Nyatanya, budaya ‘gila kerja’ juga menjadi masalah yang ada di Jepang. Dimulai tahun 1970-an, ada sebutan bernama ‘Karoshi’. Artinya adalah kematian yang terjadi akibat terlalu banyak kerja. Angka kematian untuk hal itu pun sudah banyak.

Pemerintah Jepang sebenarnya tidak menutup mata terkait budaya ‘gila kerja’ dan ‘benci cuti’. Itu dinilai sudah jadi masalah nasional!

Perdana Menteri Jepang, Shinzo Abe sejak tahun 2018 kemarin membahas Work Style Reform Bill alias rancangan undang-undang tentang kehidupan ketenagakerjaan. Terdapat 8 poin yang beberapa di antaranya seperti, penetapan jam lembur, batas jam kerja, dan pemaksaan cuti.

Pada sisi lain, adanya kelompok pekerja berumur muda dan tua juga dinilai menjadi masalah. Sebuah penelitian di Jepang menyebutkan, 62% dari pekerja muda (maksimal usia 34 tahun) merasa cutinya dirampas oleh para pekerja seniornya.

Usut punya usut, rupanya para pekerja yang berusia lebih dari 50 tahun memang tak menyukai dengan cuti.

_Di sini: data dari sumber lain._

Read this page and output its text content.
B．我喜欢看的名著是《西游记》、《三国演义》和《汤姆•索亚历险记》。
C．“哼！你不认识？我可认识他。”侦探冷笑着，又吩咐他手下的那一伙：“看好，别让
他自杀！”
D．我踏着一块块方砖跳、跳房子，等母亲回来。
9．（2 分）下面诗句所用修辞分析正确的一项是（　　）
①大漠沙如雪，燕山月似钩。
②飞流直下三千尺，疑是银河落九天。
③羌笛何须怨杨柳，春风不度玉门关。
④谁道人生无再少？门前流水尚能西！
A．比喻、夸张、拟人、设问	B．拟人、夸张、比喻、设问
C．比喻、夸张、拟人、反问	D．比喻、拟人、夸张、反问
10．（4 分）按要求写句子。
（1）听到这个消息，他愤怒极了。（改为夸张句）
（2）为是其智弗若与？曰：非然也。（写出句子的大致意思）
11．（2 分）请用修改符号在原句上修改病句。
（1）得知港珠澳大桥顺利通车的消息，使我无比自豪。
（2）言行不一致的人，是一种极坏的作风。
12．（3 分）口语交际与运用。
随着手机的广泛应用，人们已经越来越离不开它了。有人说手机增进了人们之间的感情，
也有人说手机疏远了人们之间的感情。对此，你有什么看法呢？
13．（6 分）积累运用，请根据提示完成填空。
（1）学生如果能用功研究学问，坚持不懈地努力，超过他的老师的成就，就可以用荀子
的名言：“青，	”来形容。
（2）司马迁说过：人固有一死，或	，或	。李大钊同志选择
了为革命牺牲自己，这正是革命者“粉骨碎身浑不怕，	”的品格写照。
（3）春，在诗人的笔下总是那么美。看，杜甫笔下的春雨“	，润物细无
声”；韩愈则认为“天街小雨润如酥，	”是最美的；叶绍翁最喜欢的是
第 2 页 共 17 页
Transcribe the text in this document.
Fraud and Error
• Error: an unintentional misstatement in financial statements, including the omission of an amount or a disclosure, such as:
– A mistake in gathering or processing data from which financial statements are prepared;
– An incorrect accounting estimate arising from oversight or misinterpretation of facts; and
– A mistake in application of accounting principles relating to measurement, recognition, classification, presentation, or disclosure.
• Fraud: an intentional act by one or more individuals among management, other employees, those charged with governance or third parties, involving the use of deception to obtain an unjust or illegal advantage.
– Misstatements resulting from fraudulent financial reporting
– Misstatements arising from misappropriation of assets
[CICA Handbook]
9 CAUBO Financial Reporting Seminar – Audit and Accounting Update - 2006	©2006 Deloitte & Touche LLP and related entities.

Karena, mereka masih menganut paham ‘gila kerja’ yang diwarisi oleh para pendahulunya.

“Sejak Periode Showa (1926-1989), filosofi kehidupan saat itu adalah para pria mengabdi kepada perusahannya dan istrinya tinggal di rumah untuk mengurus segala kebutuhan. Pekerjaan bagi para pria adalah yang nomor satu, makanya mereka sangat giat untuk bekerja sampai tak memikirkan cutinya,” ujar Ono, profesor dari Universitas Hitotsubashi.

Pekerja Yang Ada di Jepang Tidak Suka Cuti dan Hari Libur 1

Budaya ‘gila kerja’ yang ada di Jepang setidaknya sedang diubah pelan-pelan. Salah satunya melalui  salah satu menterinya yang berani ambil cuti dan pemerintah Jepang yang ingin para pekerjanya tidak sampai kehilangan nyawa gara-gara kerjaan yang terlalu berat.

Orang-orang di Jepang pun diharapkan pelan-pelan mungkin akan menghargai (dan mengambil) cutinya.

Jadi Masalah Nasional

Budaya gila kerja telah jadi masalah besar di Jepang. Sejak pada tahun 70-an, ada sebutan Karoshi, yaitu kematian yang terjadi akibat terlalu banyak kerja. Karenanya, kebiasaan ini telah dinilai jadi masalah nasional oleh Pemerintah Jepang.

Perdana Menteri Jepang Shinzo Abe telah membahas Work Style Reform Bill atau rancangan undang-undang mengenai kehidupan ketenagakerjaan sejak pada tahun 2018 . terdapat delapan poin, termasuk di antaranya penetapan jam lembur, batas jam kerja, dan pemaksaan cuti.

Sebuah penelitian yang ada di Jepang menyebutkan bahwa banyak pekerja muda, maksimal usia 34 tahun, merasa hak cutinya dirampas oleh para pekerja senior.

Sesudah ditelusuri, ternyata pekerja berusia lebih dari 50 tahun memang tidak suka dengan cuti. Sebab, mereka masih menganut paham gila kerja yang diwarisi para pendahulu.

Budaya gila kerja yang ada di Jepang setidaknya mulai pelan-pelan diubah. Keputusan Shinjiro berani untuk mengambil cuti karena istrinya melahirkan diharapkan bisa jadi contoh dan langkah awal yang bagus. Pemerintah Jepang tentu ingin para pekerjanya tak sampai kehilangan nyawa karena bekerja terlalu keras.